I made a rabbit stew last night. My husband complained there was a hare in it.
Sorry to the guy in the car having to witness me checking for boogers in his tinted windows.
Wait…the “S” in ASAP doesn’t stand for “Slowly?”
Shit.
This has cost me 27, maybe 28 jobs.
Yes I run a porn site. It was an accident.
3-year-old: Daddy, I don’t want hair that looks like yours.
Me: What does my hair look like?
3: Like stupid.
She gets her tact from me.
My swear jar is now worth more than my stock portfolio.
God: you have terrible eyesight.
Bat: oh no.
God: don’t worry I’ve got a pretty great solution for you.
Bat: sweet!
God: you scream, fly in that direction while you try not to crash into a wall.
Bat:
God:
Bat: I thought you were gonna say glasses or something.

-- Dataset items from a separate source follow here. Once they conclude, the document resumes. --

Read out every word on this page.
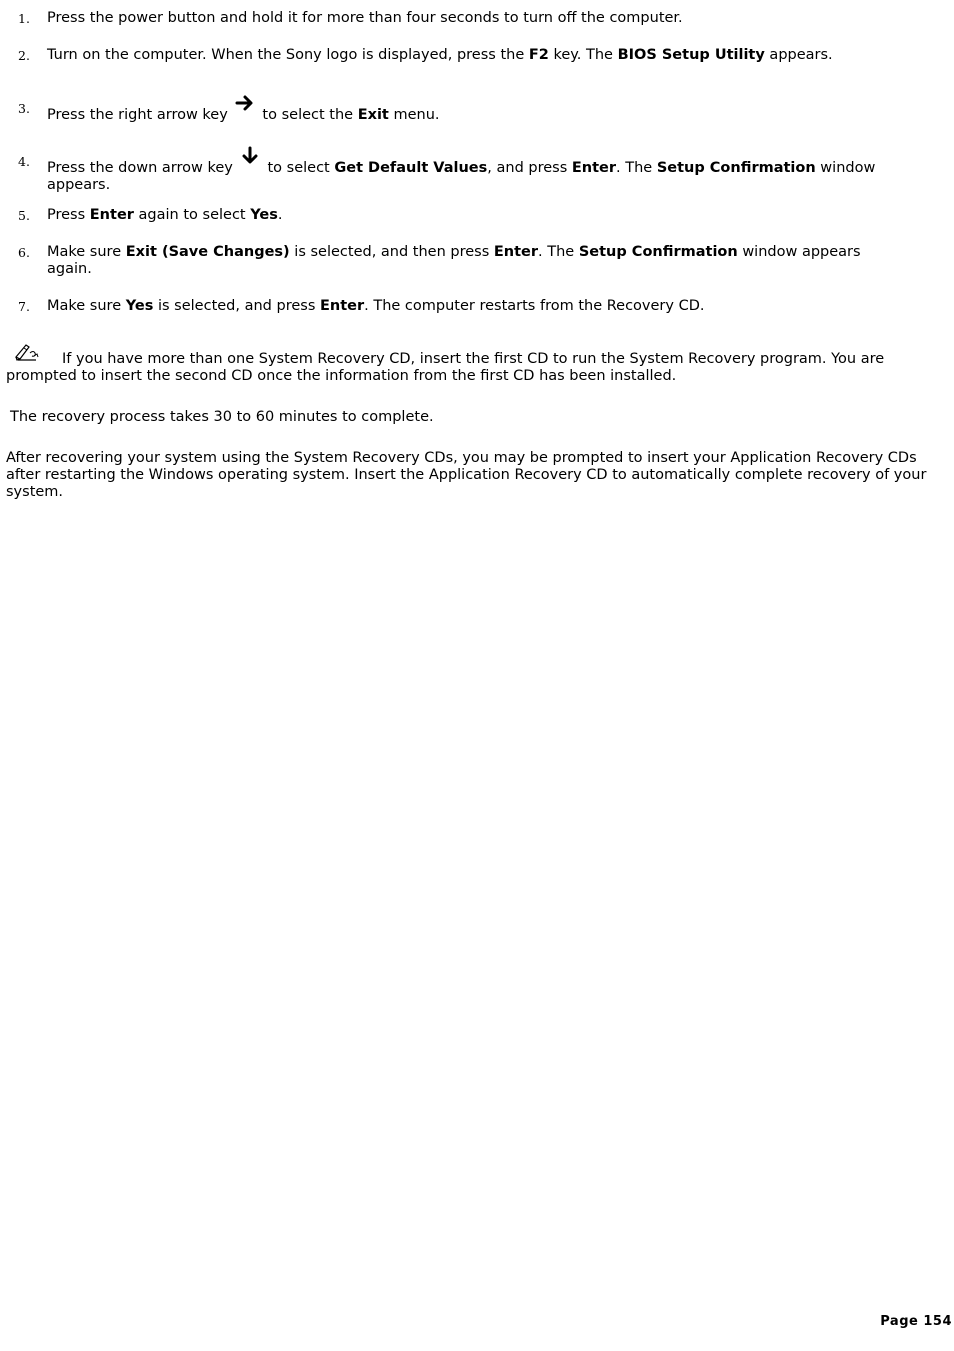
1. Press the power button and hold it for more than four seconds to turn off the computer.
2. Turn on the computer. When the Sony logo is displayed, press the F2 key. The BIOS Setup Utility appears.
3. Press the right arrow key
to select the Exit menu.
4. Press the down arrow key
to select Get Default Values, and press Enter. The Setup Confirmation window appears.
5. Press Enter again to select Yes.
6. Make sure Exit (Save Changes) is selected, and then press Enter. The Setup Confirmation window appears again.
7. Make sure Yes is selected, and press Enter. The computer restarts from the Recovery CD.
If you have more than one System Recovery CD, insert the first CD to run the System Recovery program. You are prompted to insert the second CD once the information from the first CD has been installed.
The recovery process takes 30 to 60 minutes to complete.
After recovering your system using the System Recovery CDs, you may be prompted to insert your Application Recovery CDs after restarting the Windows operating system. Insert the Application Recovery CD to automatically complete recovery of your system.
Page 154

SCIENTIST: I want you to meet my robot
ME: Wow
SCIENTIST: He has limited functionality. He can’t hold a conversation or express emotion
ME: Ok
SCIENTIST: I was talking to the robot
[first day at seminary]
PRIEST: today we’ll be discussing judeo christian practices
ME: when do we learn kicks and takedowns
PRIEST: *rubs bridge of nose*
It’s almost summer and I’m only three stomach flus and a couple tapeworms away from my beach body!!!
My current hobbies include buying crap that my kids don’t need and complaining that my kids’ crap is everywhere.
Him: (on phone) Why are you single? Me: (watching a movie about a killer tire) I don’t know.
I plan the silliest murders in my dreams because all I have to do to get away with it is wake up.